Districts, such as Boulder Valley, deployed school nurses and teamed up with county health officials on aggressive education campaigns. Other school systems found themselves laying out large sums of money to install vaping detectors in bathrooms and hallways to alert administrators to on-campus vaping and for counselors and nicotine-treatment programs.

Just before the pandemic forced districts into remote schooling, nearly 100 school systems—from Los Angeles, the nation’s second-largest, to La Conner on the Skagit Bay in Washington state—had filed lawsuits in state and federal courts across the country against Juul, PAX Labs, the progenitor of Juul; Altria, a tobacco company that owns a large stake in Juul; and New Jersey-based e-cigarette maker Eonsmoke.

Donna J. Mazyck, the executive director of the National Association of School Nurses, which has developed education and prevention programs and a toolkit for school nurses to help combat nicotine use in their communities, said the FDA’s decision to ban Juul products was good news.

“I think it’s a strong message that the FDA is looking at what doesn’t meet their approval,” Mazyck said. “It’s encouraging in that the FDA is doing the work they need to do to protect the health of the public.”

“It’s a teachable moment,” she continued. “It’s an opportunity for adults who are in the lives of youth to speak to them about why they would be using tobacco products. And if it’s because of stress, depression, and anxiety, to address the root issue. If it’s because it’s a cool thing to do or they are mimicking others who are using tobacco products, to help them really understand what tobacco use does.”

Mazyck said the organization will continue its advocacy to ban flavored e-cigarettes, educate students on marketing tactics, and work to eliminate nicotine use among youngsters.

“There is no moment to stop,” she said.

“We believe that the advocacy goes beyond a company,” she continued. “It’s at the very root of how young people are marketed to become tobacco product users, and that’s what we are against and we’ll continue to advocate against that.”

While Juul continues to be popular, it appears to have lost market share among middle and high schoolers, according to the Associated Press.

The FDA’s action this week followed recent federal scrutiny of the company over whether Juul’s products targeted young people.

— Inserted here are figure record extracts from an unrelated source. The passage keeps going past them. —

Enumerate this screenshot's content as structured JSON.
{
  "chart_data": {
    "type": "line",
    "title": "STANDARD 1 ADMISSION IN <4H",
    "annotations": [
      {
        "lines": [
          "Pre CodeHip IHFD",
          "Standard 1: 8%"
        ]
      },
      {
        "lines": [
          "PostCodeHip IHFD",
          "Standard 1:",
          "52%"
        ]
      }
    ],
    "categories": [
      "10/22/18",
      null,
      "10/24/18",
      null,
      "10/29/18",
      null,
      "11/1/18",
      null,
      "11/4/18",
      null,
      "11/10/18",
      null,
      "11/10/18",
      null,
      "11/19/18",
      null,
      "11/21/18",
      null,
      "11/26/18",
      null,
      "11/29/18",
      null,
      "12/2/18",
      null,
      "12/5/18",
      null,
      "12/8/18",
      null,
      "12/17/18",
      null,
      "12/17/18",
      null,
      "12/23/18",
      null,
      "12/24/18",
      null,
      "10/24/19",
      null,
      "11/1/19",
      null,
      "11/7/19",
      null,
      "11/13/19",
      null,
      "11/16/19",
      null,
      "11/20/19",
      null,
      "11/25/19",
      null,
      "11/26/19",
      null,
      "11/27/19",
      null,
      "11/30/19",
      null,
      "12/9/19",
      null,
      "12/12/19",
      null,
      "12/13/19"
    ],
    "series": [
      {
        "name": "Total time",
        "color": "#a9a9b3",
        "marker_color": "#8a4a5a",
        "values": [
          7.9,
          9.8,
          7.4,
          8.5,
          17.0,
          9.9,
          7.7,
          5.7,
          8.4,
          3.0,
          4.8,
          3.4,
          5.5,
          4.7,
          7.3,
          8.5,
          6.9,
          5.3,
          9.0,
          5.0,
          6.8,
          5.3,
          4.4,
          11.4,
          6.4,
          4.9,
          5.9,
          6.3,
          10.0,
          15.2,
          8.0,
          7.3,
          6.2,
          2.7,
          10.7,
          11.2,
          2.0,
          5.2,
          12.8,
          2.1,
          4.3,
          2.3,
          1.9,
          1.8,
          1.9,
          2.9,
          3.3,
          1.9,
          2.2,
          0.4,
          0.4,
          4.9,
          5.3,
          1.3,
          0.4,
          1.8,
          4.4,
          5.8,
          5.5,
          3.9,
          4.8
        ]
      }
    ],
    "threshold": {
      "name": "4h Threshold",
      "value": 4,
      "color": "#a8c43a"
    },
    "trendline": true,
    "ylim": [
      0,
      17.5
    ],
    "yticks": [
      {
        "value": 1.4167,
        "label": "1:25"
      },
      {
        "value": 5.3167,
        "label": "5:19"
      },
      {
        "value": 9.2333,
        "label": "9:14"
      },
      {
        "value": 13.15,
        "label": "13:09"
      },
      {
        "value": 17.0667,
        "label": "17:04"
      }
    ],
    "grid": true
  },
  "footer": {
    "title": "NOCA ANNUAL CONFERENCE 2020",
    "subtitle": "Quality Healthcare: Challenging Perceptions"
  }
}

In 2019, Juul stopped marketing fruity and dessert flavors, which were popular with students, according to the Associated Press. That same year, Congress increased the age to buy tobacco and vaping product to 21.

“I think Juul is probably the most recognized brand, and so I think that matters,” Anderson, the Boulder Valley superintendent, said. “Ultimately, I think that we’ll have to continue to fight, whether it’s Juul or whether another company tries to step into its place. I think that this is a fight that will continue on.

“But I think focusing on Juul which was the name brand [ is important],” he said. “The kids were calling it Juuling; they weren’t even calling it vaping. That’s a huge step in the right direction.”